How It Feels to Not Be Chasing

Right now my buddies are out west chasing this latest storm system. I’m not with them because I can’t afford it. Money has been extremely tight and what I take in has got to go toward paying the bills and putting food on the table for Lisa and me. That’s the reality of life. I’ve been on a couple of unproductive chases so far this year, and now that a decent system is finally in play out west, I’ve got to pass it up. I can’t even chase what promises to be a fabulous day today in Illinois. Once again I’ll be picking over the scraps later on here in Michigan. It’ll be nice to get some lightning, but it just isn’t the same.

Armchair chasers are typically regarded as off on the sidelines of storm chasing. But there’s a difference when you’ve been in the game and find yourself benched. You know what you’re missing. You’ve been looking forward to it all year with intense eagerness, like a kid looks forward to Christmas. So when you can’t do a thing about it unless it lands right in your lap–which in Michigan, land of cold fronts and veered surface winds, doesn’t happen often–it is extremely frustrating. SDS is one thing, but this is something else.

Armchair chasing? Nuts. I get to where I don’t even want to go near a radar. But I do anyway. I can’t seem to help myself. I want to see what’s happening with my friends, what storms they’re on. I look at the forecast models, too, hoping against hope that they’ll stop sticking their stupid tongues out at me and smile at me for once.

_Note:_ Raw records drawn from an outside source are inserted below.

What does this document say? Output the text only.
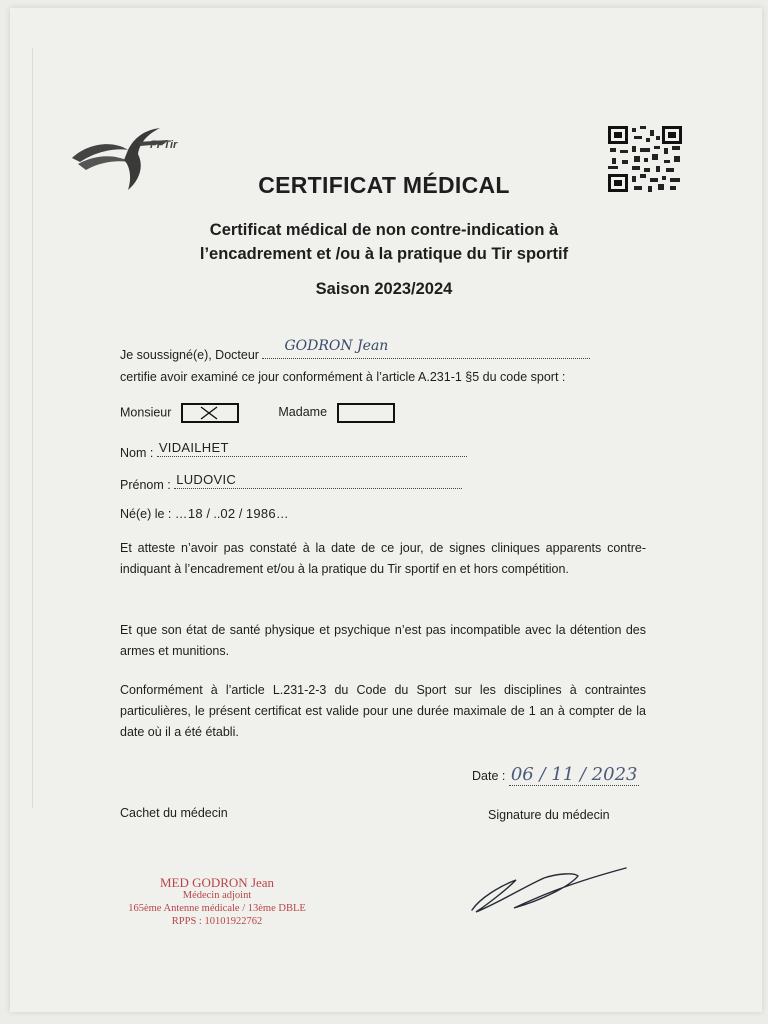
FFTir
CERTIFICAT MÉDICAL
Certificat médical de non contre-indication à
l’encadrement et /ou à la pratique du Tir sportif
Saison 2023/2024
Je soussigné(e), Docteur
GODRON Jean
certifie avoir examiné ce jour conformément à l’article A.231-1 §5 du code sport :
Monsieur	Madame
Nom : VIDAILHET
Prénom : LUDOVIC
Né(e) le : …18 / ..02 / 1986…
Et atteste n’avoir pas constaté à la date de ce jour, de signes cliniques apparents contre-indiquant à l’encadrement et/ou à la pratique du Tir sportif en et hors compétition.
Et que son état de santé physique et psychique n’est pas incompatible avec la détention des armes et munitions.
Conformément à l’article L.231-2-3 du Code du Sport sur les disciplines à contraintes particulières, le présent certificat est valide pour une durée maximale de 1 an à compter de la date où il a été établi.
Date : 06 / 11 / 2023
Cachet du médecin	Signature du médecin
MED GODRON Jean
Médecin adjoint
165ème Antenne médicale / 13ème DBLE
RPPS : 10101922762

Today the RUC actually seems to do so. Here’s the 10Z KGRR sounding for 23Z this evening. Not bad. I just wish I believed that those surface winds and helicities were accurate, but I don’t, not with other models (NAM, GFS, and SREF) shouting them down. Besides, the HRRR composite reflectivity hates me. I can’t stand looking at it. Again, though, as with the radar, I do anyway. Storms progged to fire in northern Illinois and even south along the Michigan border…all I’d have to do is hop in my car, head west along I-80 and maybe down toward Peoria, or even just 80 miles south down US 131 toward the state line as a compensation prize, and I’d be in the sweet zone. But it ain’t gonna happen.

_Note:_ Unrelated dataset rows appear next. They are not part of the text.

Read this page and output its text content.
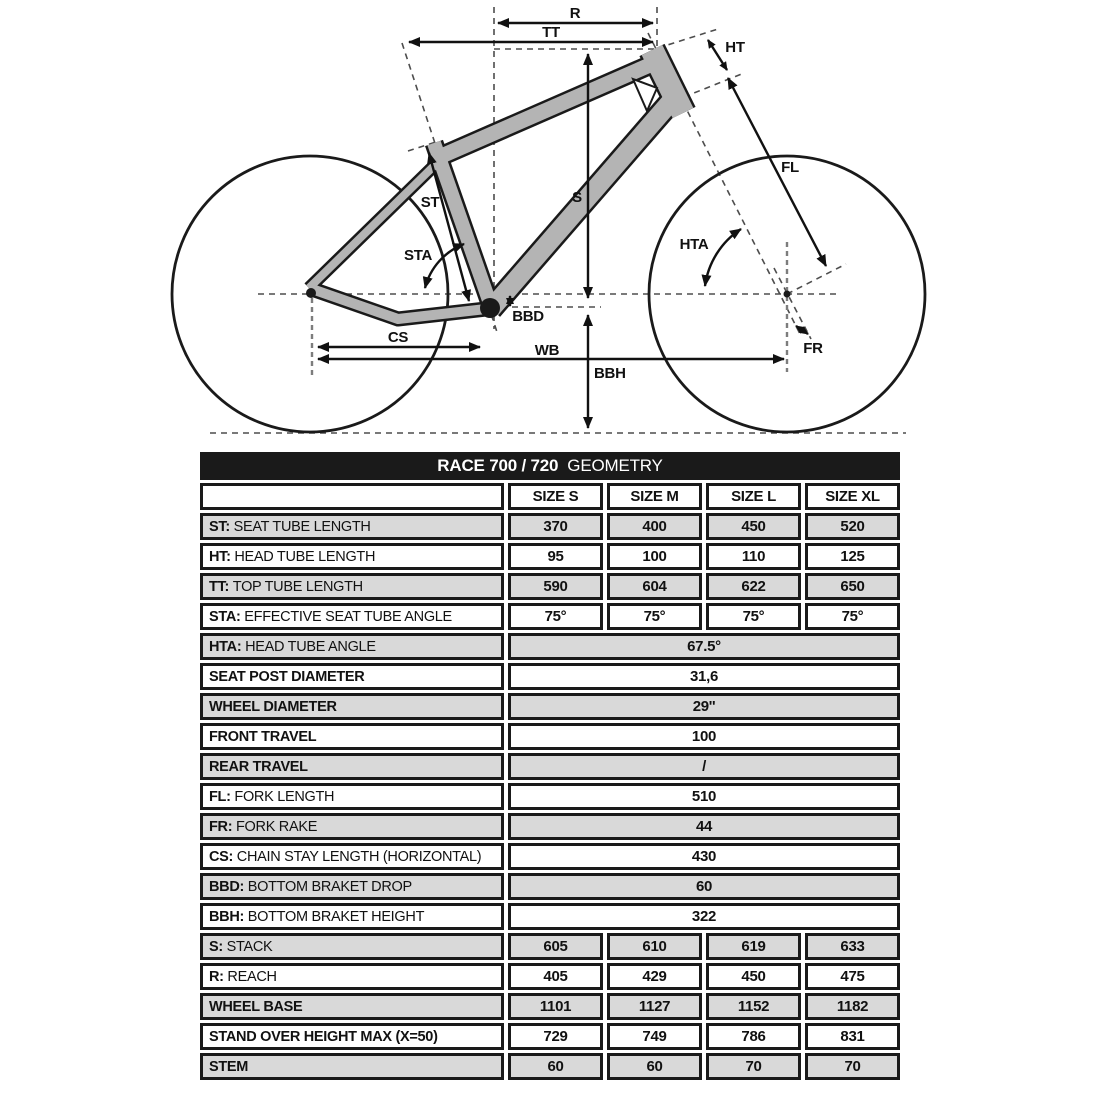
R
TT
HT
ST
STA
S
HTA
FL
FR
BBD
CS
WB
BBH
RACE 700 / 720 GEOMETRY
SIZE S	SIZE M	SIZE L	SIZE XL
ST: SEAT TUBE LENGTH	370	400	450	520
HT: HEAD TUBE LENGTH	95	100	110	125
TT: TOP TUBE LENGTH	590	604	622	650
STA: EFFECTIVE SEAT TUBE ANGLE	75°	75°	75°	75°
HTA: HEAD TUBE ANGLE	67.5°
SEAT POST DIAMETER	31,6
WHEEL DIAMETER	29''
FRONT TRAVEL	100
REAR TRAVEL	/
FL: FORK LENGTH	510
FR: FORK RAKE	44
CS: CHAIN STAY LENGTH (HORIZONTAL)	430
BBD: BOTTOM BRAKET DROP	60
BBH: BOTTOM BRAKET HEIGHT	322
S: STACK	605	610	619	633
R: REACH	405	429	450	475
WHEEL BASE	1101	1127	1152	1182
STAND OVER HEIGHT MAX (X=50)	729	749	786	831
STEM	60	60	70	70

Rant, rant, rant. On this date last year I was on the most unforgettable chase of my life in northern South Dakota. Today, I wish this present system would just get on with it and get it over with so I can forget about weather, forget about the fact that I call myself a storm chaser when I’m not chasing storms. What a laugh. True, I’ll be chasing this evening locally for the first time for WOOD TV8. That I can at least afford, and it’s a nice way to work with the storms that we do get and possibly provide a bit of public service. But I don’t have high expectations. That’s a good thing here in populous West Michigan, but it doesn’t satisfy a convective jones. I just hope this season doesn’t drift into the summer pattern before I can get out and see at least one good tornadic supercell.

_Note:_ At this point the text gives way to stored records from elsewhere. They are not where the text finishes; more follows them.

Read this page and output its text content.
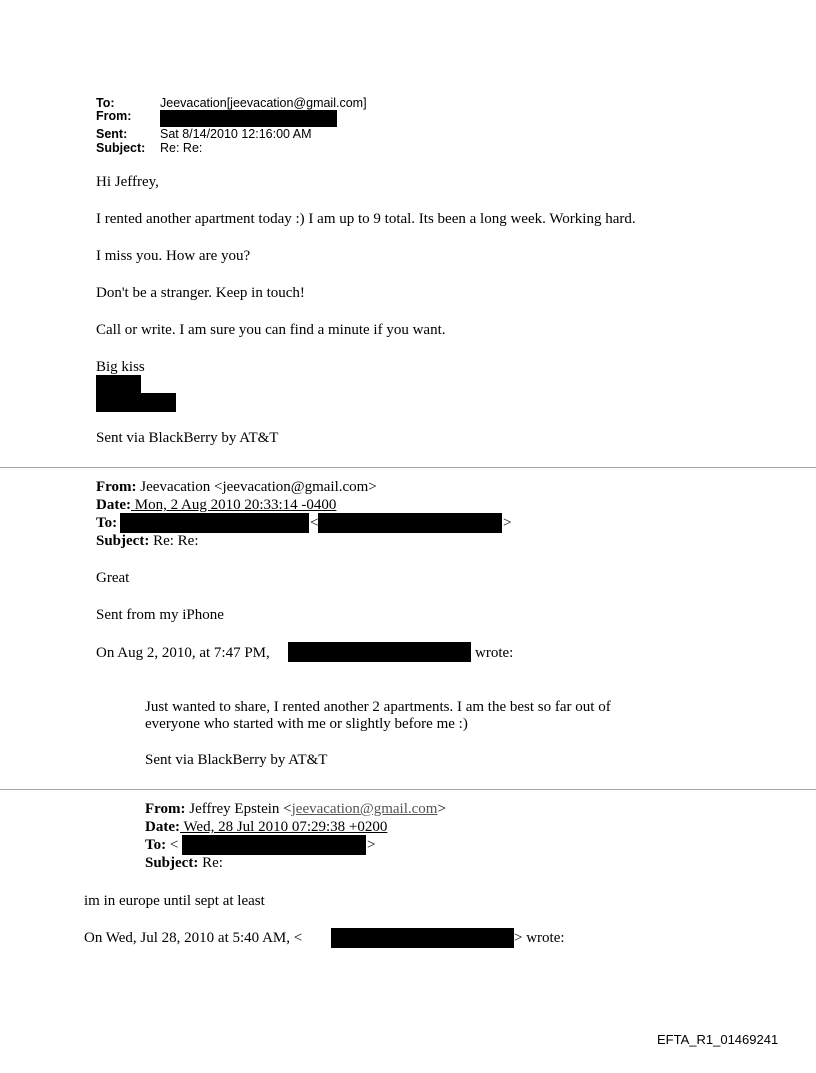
To:	Jeevacation[jeevacation@gmail.com]
From:
Sent:	Sat 8/14/2010 12:16:00 AM
Subject: Re: Re:
Hi Jeffrey,
I rented another apartment today :) I am up to 9 total. Its been a long week. Working hard.
I miss you. How are you?
Don't be a stranger. Keep in touch!
Call or write. I am sure you can find a minute if you want.
Big kiss
Sent via BlackBerry by AT&T
From: Jeevacation <jeevacation@gmail.com>
Date: Mon, 2 Aug 2010 20:33:14 -0400
To:	<	>
Subject: Re: Re:
Great
Sent from my iPhone
On Aug 2, 2010, at 7:47 PM,	wrote:
Just wanted to share, I rented another 2 apartments. I am the best so far out of
everyone who started with me or slightly before me :)
Sent via BlackBerry by AT&T
From: Jeffrey Epstein <jeevacation@gmail.com>
Date: Wed, 28 Jul 2010 07:29:38 +0200
To: <	>
Subject: Re:
im in europe until sept at least
On Wed, Jul 28, 2010 at 5:40 AM, <	> wrote:
EFTA_R1_01469241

Okay, enough of this self-indulgent, babyish whining. I just had to get it out of my system, because in all seriousness, missing out on the action bothers me a lot, an awful lot, more than I can describe. It’s an absolutely miserable feeling. But it’s how things are, and life goes on.

Good luck out there in the Plains, Bill, Tom, and Mike–and Ben and Nick, though I know you guys are chasing separately. I hope you bag some great tornadoes today and over the next few days. As for me, it’s time to shower up, head to church, and remind myself that there’s more to life than this.